The results of NLE 12 and the findings from the NPR and NCSR raise questions that are similar to those posed after response to natural disasters like Hurricane Katrina and after other large-scale terrorism exercises. For example, how will government agencies and private-sector providers collaborate to share information and detect cyber incidents? How will emergency management and information security professionals coordinate to respond to a cyber incident with physical effects? What cyber resources are available, and what processes can be leveraged to quickly allocate them to state and local governments? While these questions seem daunting, we cannot be afraid to address them.
Even though gaps exist in cyber-response capabilities, the news isn’t all grim. In fact, the current state of preparedness is similar to where other capabilities were a decade ago, yet positive change has since been implemented in those areas. For example, several years ago, communications interoperability existed only in a very narrow sense within individual response disciplines. Rarely did it cross disciplines, and even more rarely did it cross jurisdictions. This had been a satisfactory level of capability when dealing with everyday events. However, when larger and more complex events began requiring multiple public safety disciplines to respond or for multiple jurisdictions to communicate, the capability was inadequate. In response, through programs sponsored by the Office for Domestic Preparedness and SAFECOM, the federal government has helped state and local jurisdictions understand the components of interoperable communications, the steps needed to improve interoperability, and the process to apply for federal funding to support these activities. With tremendous efforts and investment from state and local communities, interoperability has greatly improved in the United States.
The same success story can apply to cybersecurity. While response to threats and preparedness efforts have often been addressed solely within information technology (IT) or information security departments (fragmenting it from larger preparedness efforts), state and local jurisdictions have begun to understand the scope of the cyber threats they face. To continue to improve preparedness, these jurisdictions need to fully integrate cybersecurity into their emergency preparedness activities. This is not a simple task, as it requires two communities that do not traditionally work together—the emergency management and IT communities—to collaborate to assess risk, estimate requirements, build capabilities, develop plans, and validate capabilities.
In addition, a cyber preparedness grant and technical assistance program would help to focus attention on this critical capability. That focus could be provided through a Statewide Cyber Preparedness Coordinating Group that would administer the program as part of a state’s overall homeland security governance process, thus driving collaboration among emergency management and IT stakeholders. As with communications interoperability, cyber preparedness can be viewed as a continuum. By taking actions to move forward on the continuum, a jurisdiction can mature its processes for assessing risk, addressing critical gaps, implementing actions to improve preparedness, testing newly developed plans via exercises, and sharing information—all of which would help to improve cyber preparedness.

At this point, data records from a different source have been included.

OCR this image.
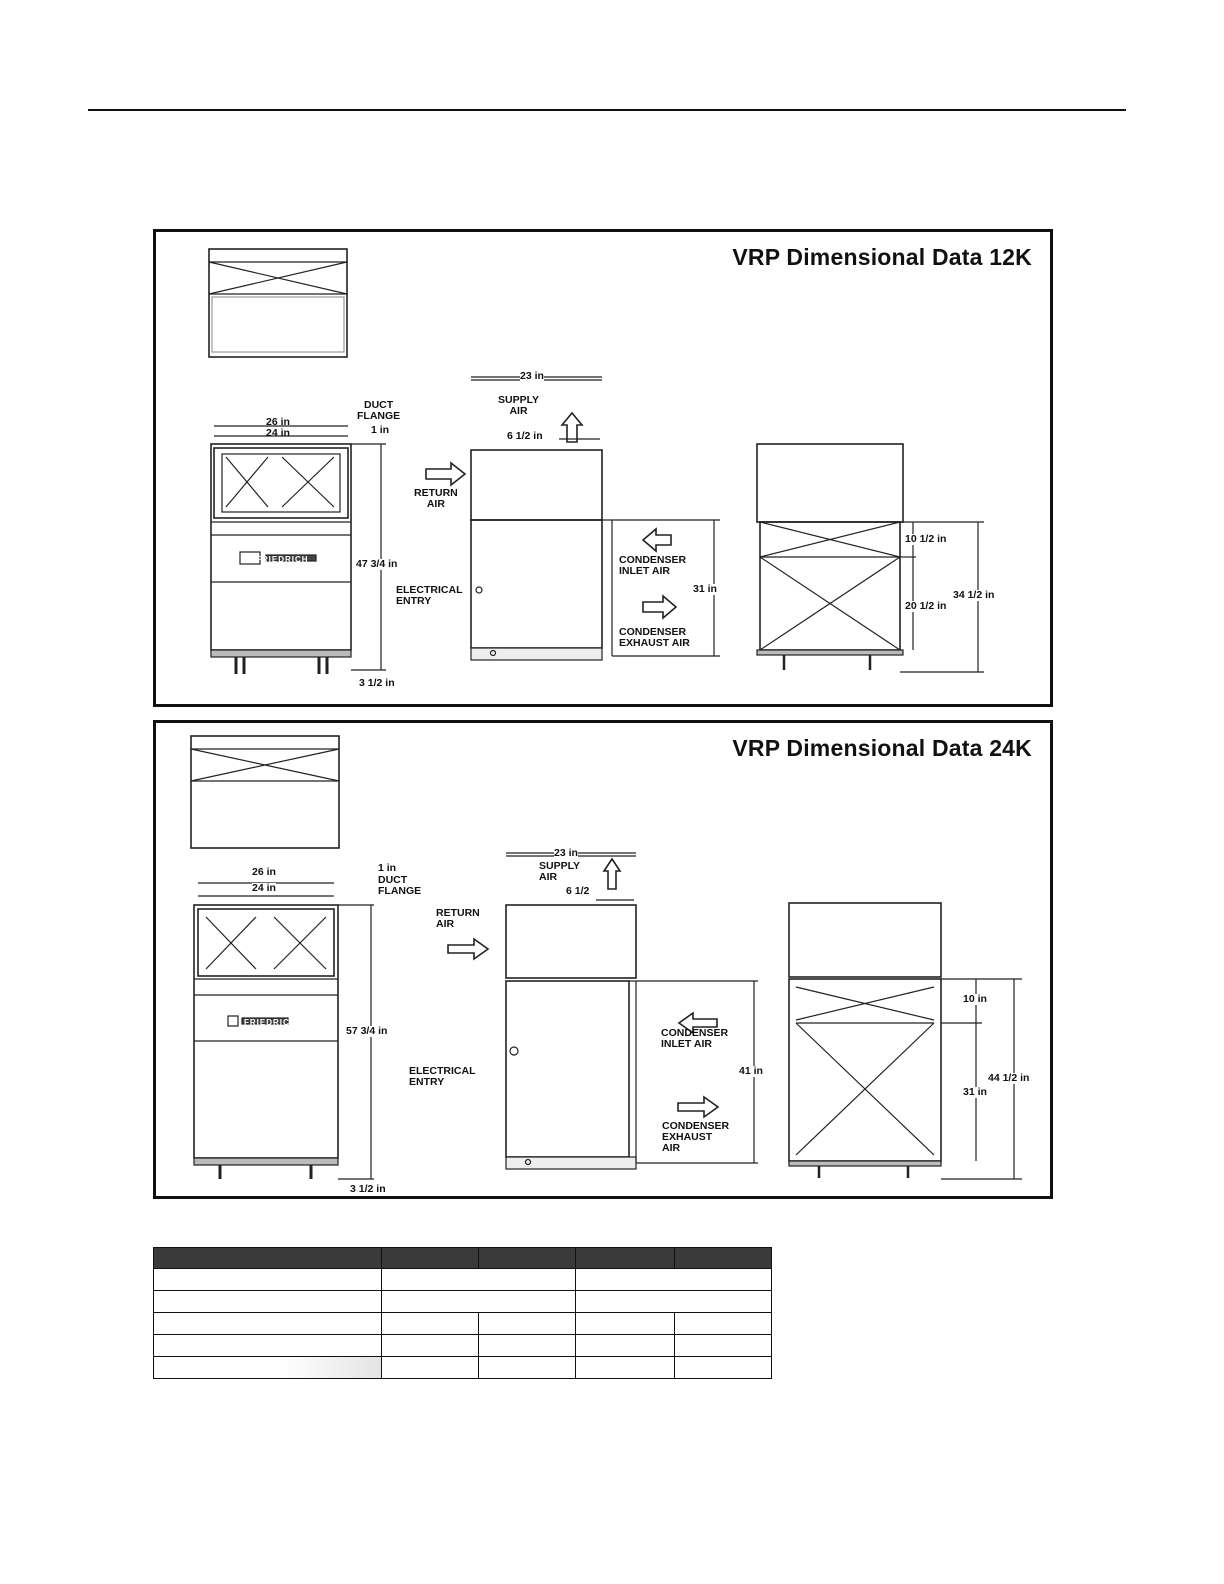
VRP Dimensional Data 12K
26 in
24 in
DUCT
FLANGE
1 in
47 3/4 in
3 1/2 in
23 in
SUPPLY
AIR
6 1/2 in
RETURN
AIR
ELECTRICAL
ENTRY
CONDENSER
INLET AIR
CONDENSER
EXHAUST AIR
31 in
10 1/2 in
20 1/2 in
34 1/2 in
FRIEDRICH
VRP Dimensional Data 24K
26 in
24 in
1 in
DUCT
FLANGE
57 3/4 in
3 1/2 in
23 in
SUPPLY
AIR
6 1/2
RETURN
AIR
ELECTRICAL
ENTRY
CONDENSER
INLET AIR
CONDENSER
EXHAUST
AIR
41 in
10 in
31 in
44 1/2 in
FRIEDRICH
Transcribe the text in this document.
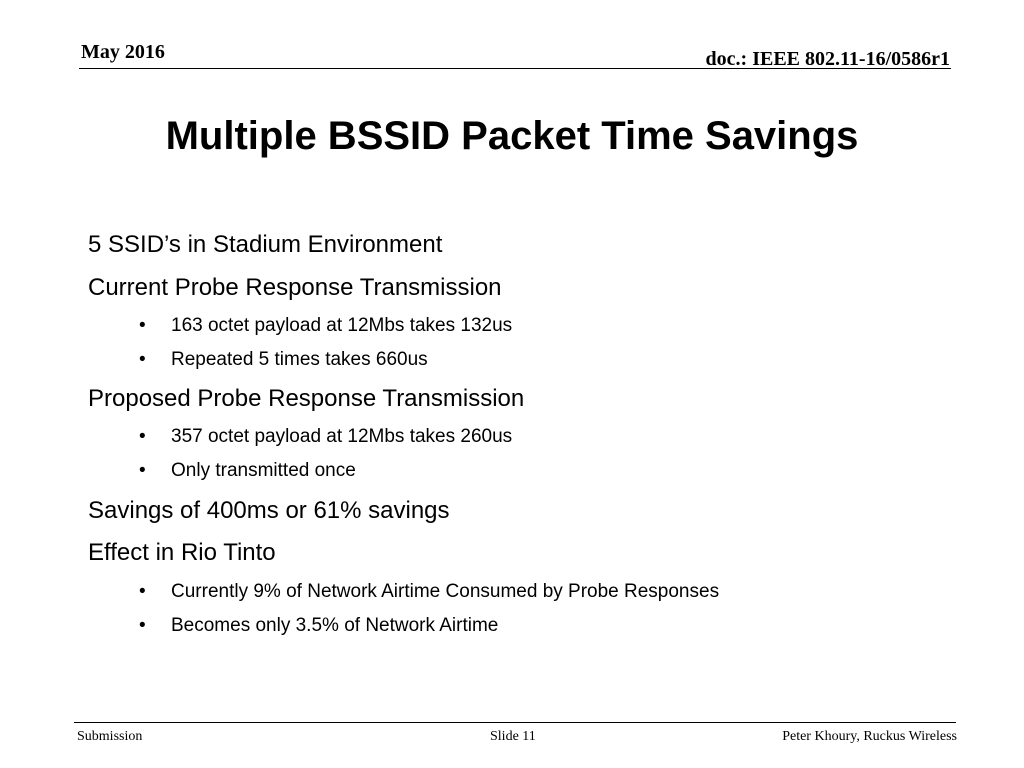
May 2016	doc.: IEEE 802.11-16/0586r1
Multiple BSSID Packet Time Savings
5 SSID’s in Stadium Environment
Current Probe Response Transmission
• 163 octet payload at 12Mbs takes 132us
• Repeated 5 times takes 660us
Proposed Probe Response Transmission
• 357 octet payload at 12Mbs takes 260us
• Only transmitted once
Savings of 400ms or 61% savings
Effect in Rio Tinto
• Currently 9% of Network Airtime Consumed by Probe Responses
• Becomes only 3.5% of Network Airtime
Submission	Slide 11	Peter Khoury, Ruckus Wireless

Ultimately, the nation is behind in its efforts to develop the capability to prevent, protect against, mitigate, respond to, and recover from large-scale cyber incidents, so all levels of government should focus on augmenting this capability. Just because the threat is different, we cannot be afraid to address it from an emergency management perspective. The nation has demonstrated (with some incentives and guidance) a remarkable ability to make significant improvements in capability in a short period of time. Now is the time to focus our efforts on cybersecurity.